Wild v. Adams, Evans & Co.

199 A.D. 401 | N.Y. App. Div. | 1921

John M. Kellogg, P. J.:

The complaint is full of allegations and conclusions which have no real relevancy to the cause of action set forth in the affidavit upon which the injunction was granted. The only alleged cause of action of any possible merit is that Adams, Evans & Co., Inc., transferred its assets, or a great part of them, to the corporation Adams, Evans & Co. of Florida, receiving pay therefor in the entire stock of the latter corporation. Both corporations are formed under the laws of the State of Delaware, and under the statutes of that State the transfer was legal and apparently all the requirements of the statute were fully complied with to validate the sale. Under the Delaware statutes the board of directors have the right to make the transfer upon the written consent of a majority of the holders of voting stock issued and outstanding, and a *403vacancy in the office of director can be filled by the remaining directors. The charter of the corporation contains similar provisions. The board of directors unanimously approved of and directed the transfer pursuant to the written consent of a majority of the stockholders filed with it. It ‘was not necessary that a special meeting of the stockholders be called, or that the plaintiff as a stockholder be requested to consent. The transfer was authorized by the statute, the provisions of which were fully complied with. The Florida corporation was formed solely for the purpose of taking over and carrying on the southern business of the other corporation upon the assumption of certain debts which had been created in the southern business. Both companies are managed by the same officers and directors. No money or property was lost by the transfer, and the assets of the holding corporation have not been lessened by the sale, as it holds the entire stock of the other corporation, and it is evident it could gain or lose nothing by the transfer, except perhaps in the convenience and manner of transacting the business. There is no allegation in the papers that any assets of either corporation were or are in the State of New York; apparently they are in Pennsylvania Florida, North Carolina and South Carolina.

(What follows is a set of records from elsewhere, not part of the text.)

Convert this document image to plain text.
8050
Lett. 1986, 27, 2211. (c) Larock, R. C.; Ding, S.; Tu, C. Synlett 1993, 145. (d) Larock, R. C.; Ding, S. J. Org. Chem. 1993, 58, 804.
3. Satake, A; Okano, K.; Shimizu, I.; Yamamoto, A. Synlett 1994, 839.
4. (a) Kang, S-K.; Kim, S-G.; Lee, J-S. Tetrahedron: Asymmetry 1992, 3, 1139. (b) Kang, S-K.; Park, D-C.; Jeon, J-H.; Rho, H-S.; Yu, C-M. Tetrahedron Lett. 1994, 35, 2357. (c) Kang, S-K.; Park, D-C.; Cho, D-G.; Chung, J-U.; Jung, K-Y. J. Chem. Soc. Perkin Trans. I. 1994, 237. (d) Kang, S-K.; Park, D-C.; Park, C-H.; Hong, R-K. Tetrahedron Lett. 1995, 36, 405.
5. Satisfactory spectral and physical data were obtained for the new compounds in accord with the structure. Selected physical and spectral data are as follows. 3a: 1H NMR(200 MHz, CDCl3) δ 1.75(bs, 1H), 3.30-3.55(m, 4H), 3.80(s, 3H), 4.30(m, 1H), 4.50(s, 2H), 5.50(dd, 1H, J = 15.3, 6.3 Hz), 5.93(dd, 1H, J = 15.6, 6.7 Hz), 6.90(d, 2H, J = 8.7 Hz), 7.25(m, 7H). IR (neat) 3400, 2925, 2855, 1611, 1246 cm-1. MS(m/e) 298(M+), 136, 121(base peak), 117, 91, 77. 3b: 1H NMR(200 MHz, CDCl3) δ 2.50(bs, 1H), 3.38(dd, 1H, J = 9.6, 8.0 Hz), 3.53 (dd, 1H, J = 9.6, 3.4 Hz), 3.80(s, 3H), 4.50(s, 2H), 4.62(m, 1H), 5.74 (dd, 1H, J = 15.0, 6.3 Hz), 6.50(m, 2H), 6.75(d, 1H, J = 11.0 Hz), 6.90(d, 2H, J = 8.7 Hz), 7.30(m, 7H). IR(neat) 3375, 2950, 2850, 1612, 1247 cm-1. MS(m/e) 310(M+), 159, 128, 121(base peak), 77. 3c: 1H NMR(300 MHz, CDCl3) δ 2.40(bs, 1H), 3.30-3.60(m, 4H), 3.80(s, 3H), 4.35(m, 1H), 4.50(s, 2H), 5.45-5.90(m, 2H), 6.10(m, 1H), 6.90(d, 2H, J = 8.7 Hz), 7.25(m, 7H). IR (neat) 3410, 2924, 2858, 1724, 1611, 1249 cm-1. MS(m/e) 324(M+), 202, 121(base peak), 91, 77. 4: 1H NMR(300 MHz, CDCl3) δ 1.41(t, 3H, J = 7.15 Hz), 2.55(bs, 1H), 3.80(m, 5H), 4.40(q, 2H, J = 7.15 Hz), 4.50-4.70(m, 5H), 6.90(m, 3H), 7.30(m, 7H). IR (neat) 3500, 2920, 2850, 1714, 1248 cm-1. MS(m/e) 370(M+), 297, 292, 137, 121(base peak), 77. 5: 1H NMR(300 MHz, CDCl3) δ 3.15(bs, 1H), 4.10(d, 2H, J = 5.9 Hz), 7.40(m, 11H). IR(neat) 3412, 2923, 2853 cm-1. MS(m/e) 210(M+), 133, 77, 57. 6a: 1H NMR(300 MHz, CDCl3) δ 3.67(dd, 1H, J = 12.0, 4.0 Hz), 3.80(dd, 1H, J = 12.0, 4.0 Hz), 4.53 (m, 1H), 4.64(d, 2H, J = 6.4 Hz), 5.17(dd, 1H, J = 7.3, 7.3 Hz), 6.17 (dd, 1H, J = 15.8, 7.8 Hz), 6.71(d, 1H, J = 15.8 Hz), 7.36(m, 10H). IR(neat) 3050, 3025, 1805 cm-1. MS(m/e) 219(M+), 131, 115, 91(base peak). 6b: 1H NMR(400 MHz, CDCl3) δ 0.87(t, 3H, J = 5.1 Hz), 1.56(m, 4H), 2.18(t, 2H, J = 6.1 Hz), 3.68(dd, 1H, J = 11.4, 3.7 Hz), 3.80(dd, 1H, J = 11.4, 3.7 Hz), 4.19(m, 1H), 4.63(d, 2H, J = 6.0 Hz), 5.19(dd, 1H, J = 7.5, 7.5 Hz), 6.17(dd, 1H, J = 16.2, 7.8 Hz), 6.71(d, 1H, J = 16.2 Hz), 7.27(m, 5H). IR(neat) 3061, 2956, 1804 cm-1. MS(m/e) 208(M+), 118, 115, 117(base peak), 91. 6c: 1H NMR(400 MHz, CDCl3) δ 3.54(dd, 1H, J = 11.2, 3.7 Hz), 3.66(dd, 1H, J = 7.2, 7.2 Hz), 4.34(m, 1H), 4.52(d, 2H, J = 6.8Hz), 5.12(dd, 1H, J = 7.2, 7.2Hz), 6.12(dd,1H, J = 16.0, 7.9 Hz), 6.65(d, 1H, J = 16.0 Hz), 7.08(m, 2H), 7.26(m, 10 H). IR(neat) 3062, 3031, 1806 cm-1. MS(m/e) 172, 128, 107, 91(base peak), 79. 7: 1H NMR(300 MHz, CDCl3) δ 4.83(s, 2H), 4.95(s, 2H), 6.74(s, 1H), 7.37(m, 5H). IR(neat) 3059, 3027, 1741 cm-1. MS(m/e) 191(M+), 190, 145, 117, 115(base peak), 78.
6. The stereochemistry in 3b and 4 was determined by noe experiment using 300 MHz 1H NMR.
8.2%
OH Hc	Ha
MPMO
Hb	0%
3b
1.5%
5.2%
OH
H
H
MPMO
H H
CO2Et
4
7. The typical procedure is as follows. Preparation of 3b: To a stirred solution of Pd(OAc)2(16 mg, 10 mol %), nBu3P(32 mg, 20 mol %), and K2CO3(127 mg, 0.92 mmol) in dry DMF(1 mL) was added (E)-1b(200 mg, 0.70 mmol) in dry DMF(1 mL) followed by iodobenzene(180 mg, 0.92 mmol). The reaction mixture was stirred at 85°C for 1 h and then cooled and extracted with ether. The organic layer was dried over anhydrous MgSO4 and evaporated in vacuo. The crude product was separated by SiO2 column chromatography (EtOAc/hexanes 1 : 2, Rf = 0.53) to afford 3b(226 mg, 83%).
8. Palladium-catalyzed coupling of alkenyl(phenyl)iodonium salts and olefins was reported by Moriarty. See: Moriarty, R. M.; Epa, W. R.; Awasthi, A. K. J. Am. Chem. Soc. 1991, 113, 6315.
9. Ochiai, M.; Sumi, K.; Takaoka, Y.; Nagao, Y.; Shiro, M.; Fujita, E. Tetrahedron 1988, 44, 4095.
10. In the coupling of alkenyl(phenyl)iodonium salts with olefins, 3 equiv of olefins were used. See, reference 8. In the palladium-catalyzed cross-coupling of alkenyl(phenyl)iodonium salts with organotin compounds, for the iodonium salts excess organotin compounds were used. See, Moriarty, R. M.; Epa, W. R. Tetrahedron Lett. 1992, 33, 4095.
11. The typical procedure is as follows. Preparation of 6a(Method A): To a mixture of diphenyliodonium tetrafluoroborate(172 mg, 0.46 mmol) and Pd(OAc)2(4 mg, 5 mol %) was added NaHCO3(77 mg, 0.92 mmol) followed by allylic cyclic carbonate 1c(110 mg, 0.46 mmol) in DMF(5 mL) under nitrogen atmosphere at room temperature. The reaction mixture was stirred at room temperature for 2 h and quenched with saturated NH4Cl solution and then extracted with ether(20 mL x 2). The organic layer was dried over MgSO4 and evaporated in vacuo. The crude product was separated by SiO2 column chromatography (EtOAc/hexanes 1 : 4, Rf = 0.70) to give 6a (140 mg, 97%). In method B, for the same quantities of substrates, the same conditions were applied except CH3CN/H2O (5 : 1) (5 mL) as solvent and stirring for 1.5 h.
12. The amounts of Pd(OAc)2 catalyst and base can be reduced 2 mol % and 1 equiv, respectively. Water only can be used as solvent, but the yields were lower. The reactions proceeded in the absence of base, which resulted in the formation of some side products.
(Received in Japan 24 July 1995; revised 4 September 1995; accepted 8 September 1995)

The complaint is full of charges of mismanagement of the corporation by the directors, but the plaintiff is not in a favorable position to be heard in that matter. The corporation apparently was formed about May 27, 1919, and about March 16, 1920, the plaintiff became a stockholder, director and the secretary and treasurer of the corporation and continued to act as such until February, 1921, when he resigned. The summons was issued May 31, 1921. The transfer of property to the Florida corporation was pursuant to resolutions passed March 22, 1921. It does not appear on what day in February the plaintiff ceased to be an officer of the corporation. The allegations, therefore, of bad management, improper contracts, that the corporation has lost $190,000 by reason of road building and was made insolvent by unwise contracts, and that the business has been badly managed, can have but little force except so far as they relate to transactions after February, 1921. If the corporation is in debt as much as the plaintiff claims it is, he as a stockholder *404has no possible interest in the assets; the creditors alone are interested, and they should not be embarrassed by this controversy. We, therefore, may well disregard the general allegations of the complaint and consider that the plaintiff, if he recovers at all, must recover on account of the transfer of the southern assets for all the stock of the new corporation. Plaintiff alleges, on information and belief, that the transfer was made to prevent him and other stockholders from having a voice in the affairs of the corporation, but after he voluntarily resigned as a director he had no further voice in the corporation than he now has, as the holding corporation is controlled by its stockholders through its directors, and the stockholders have the same control of the one corporation as they have of the other. Apparently the plaintiff is looking for trouble and has no real merit in his claim. A careful perusal of the papers show that it is not a case for a receivership; it can do the plaintiff no possible good and will embarrass the corporations and their creditors. It is so extremely improbable that the plaintiff can recover that the discretion of the court should be exercised against a receivership.

The order should, therefore, be reversed, with costs to appellants, and the application denied, with costs. The matter of the change of venue was a fair matter, within the discretion of the court, and the order should be affirmed, with costs.

Woodward, Cochrane, H. T. Kellogg and Van Kirk, JJ., concur.

Order reversed, with ten dollars costs and disbursements to the appellants, and the application denied, with ten dollars costs. Order denying change of place of trial affirmed, with ten dollars costs and disbursements.